In this latest Environmental Law News Update, Christopher Badger considers the environmental priorities of the DUP manifesto, the new Definitive Guideline on reduction of sentence for a guilty plea, and an industry Guide on waste classification published by the Environmental Services Association and the Waste Industry Group.
The DUP manifesto and the environment
Not a lot of time was spent at 6 Pump Court considering the Democratic Unionist Party’s manifesto and its priorities for the environment. However, in light of the election result, we have set out the key points. It should be noted that the words “climate change” and “environment” do not appear in the manifesto itself and its overriding focus appears to be on the economy and improving the financial importance of Northern Ireland.
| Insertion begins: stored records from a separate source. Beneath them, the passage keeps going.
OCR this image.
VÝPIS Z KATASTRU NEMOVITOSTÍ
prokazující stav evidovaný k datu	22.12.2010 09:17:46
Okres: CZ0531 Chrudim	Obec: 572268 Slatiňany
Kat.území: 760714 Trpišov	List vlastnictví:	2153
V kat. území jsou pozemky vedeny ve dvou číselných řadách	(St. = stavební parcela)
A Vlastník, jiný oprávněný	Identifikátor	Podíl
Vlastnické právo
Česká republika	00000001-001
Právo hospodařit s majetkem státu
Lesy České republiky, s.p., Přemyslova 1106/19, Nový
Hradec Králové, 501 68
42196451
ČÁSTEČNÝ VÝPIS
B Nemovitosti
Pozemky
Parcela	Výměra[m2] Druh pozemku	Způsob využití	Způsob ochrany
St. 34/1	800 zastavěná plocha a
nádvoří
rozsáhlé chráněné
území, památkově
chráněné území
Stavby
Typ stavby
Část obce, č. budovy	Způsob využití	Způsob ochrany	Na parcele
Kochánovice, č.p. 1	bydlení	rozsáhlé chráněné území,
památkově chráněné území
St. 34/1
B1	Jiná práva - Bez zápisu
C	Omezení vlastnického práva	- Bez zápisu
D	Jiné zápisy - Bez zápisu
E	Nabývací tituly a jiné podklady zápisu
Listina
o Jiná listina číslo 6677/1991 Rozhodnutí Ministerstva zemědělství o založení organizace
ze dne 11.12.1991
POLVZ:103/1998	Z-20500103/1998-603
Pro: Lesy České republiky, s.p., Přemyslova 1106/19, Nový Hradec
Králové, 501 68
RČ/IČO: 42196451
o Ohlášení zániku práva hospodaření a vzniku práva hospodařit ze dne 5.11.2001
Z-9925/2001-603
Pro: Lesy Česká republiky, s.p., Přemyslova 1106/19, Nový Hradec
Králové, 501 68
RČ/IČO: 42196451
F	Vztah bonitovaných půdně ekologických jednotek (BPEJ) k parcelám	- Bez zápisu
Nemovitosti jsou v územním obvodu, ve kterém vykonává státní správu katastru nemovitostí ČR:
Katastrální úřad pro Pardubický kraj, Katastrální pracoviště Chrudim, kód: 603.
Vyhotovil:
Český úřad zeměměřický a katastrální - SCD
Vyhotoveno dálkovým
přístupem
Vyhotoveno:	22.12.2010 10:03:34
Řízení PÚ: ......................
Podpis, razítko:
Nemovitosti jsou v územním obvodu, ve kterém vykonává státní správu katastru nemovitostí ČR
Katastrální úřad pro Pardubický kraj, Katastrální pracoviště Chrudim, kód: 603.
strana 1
- Energy companies to place further downward pressure on household bills;
- Establish a comprehensive new energy strategy for Northern Ireland;
- Improved interconnection with Great Britain;
- Develop new generation capacity;
- Energy market stability.
- Support expansion at Heathrow with increased air connectivity to Northern Ireland;
- Establish a new Air Routes Task Force and abolish Air Passenger Duty.
- Proportionate regulatory regime which can promote competitiveness, with legislation to suit Northern Ireland’s local needs;
- Local input into new UK agriculture and fisheries policies which can offer sustainability and new growth opportunities;
- Particular importance of agri-food sector to Northern Ireland economy recognised and reflected.
Definitive Guideline for reduction in sentence for a guilty plea in force
The Sentencing Council’s Definitive Guideline for reduction in sentence for guilty pleas applies to all cases where the first hearing took place on or after 1 June 2017.
The Guideline identifies that the following maximum levels of reduction in sentence should apply:
- Plea indicated at the first stage of the proceedings – one-third;
- Please indicated after the first stage of proceedings – one-quarter, with a sliding scale of reduction thereafter deceasing to one-tenth on the first day of trial.
Pleading guilty at the first appearance in the Crown Court will therefore normally only attract a discount of one-quarter. The difference in credit given for a guilty plea at the Magistrates’ Court and a guilty plea in the Crown Court, particularly for organisations with very high turnover figures, may therefore be significant.
Key for those involved in complex environmental cases is the following exception:
“Where the sentencing court is satisfied that there were particular circumstances which significantly reduced the defendant’s ability to understand what was alleged or otherwise made it unreasonable to expect the defendant to indicate a guilty plea sooner than was done, a reduction of one-third should still be made.
In considering whether this exception applies, sentencers should distinguish between cases in which it is necessary to receive advice and/or have sight of evidence in order to understand whether the defendant is in fact and law guilty of the offence(s) charged, and cases in which a defendant merely delays guilty plea(s) in order to assess the strength of the prosecution evidence and the prospects of conviction or acquittal.”
The Guideline can be found here
Guide published on waste classification
The Environmental Services Association and the Waste Industry Group on Waste Classification have published a waste industry guide intended to help operators avoid common errors and misconceptions in classifying waste. The Guide lists the most common classification mistakes, explains why they are wrong and how they can be rectified.
Key topics addressed by this short Guide include:
- The limits of using Landfill Waste Acceptance Criteria to classify a waste;
- Assuming an EWC Code rather than analysing the waste;
- Misunderstanding how waste containing asbestos is classified.
It comes at a time when the Environment Agency has backed away from providing clear guidance on end of waste. The beginning of the death throes of the end of waste process began some time ago with the conclusion of the excellent WRAP/Environment Agency Quality Protocol series. These industry/regulatory collaborations guarantee that so long as a specified framework process has been observed, then the final product will normally be considered end of waste.
Then in a short email dated 19 December 2016 addressed “Dear Customer”, the Environment Agency announced the closure of the Definition of Waste Panel, a mechanism set up with the sole purpose of providing prospective end of waste guidance to industry.
End of waste guidance began after the Environment Agency picked up the challenge laid down in June 2007 by the Court of Appeal in OSS. Adopting the analysis of the editors of the Environment Law Reports, the Court of Appeal described the ECJ case law on waste as “not fit for purpose”. In a coda to his judgment, Lord Justice Carnwath added: “I hope that it may be possible for DEFRA and the Agency to join forces in providing practical guidance”.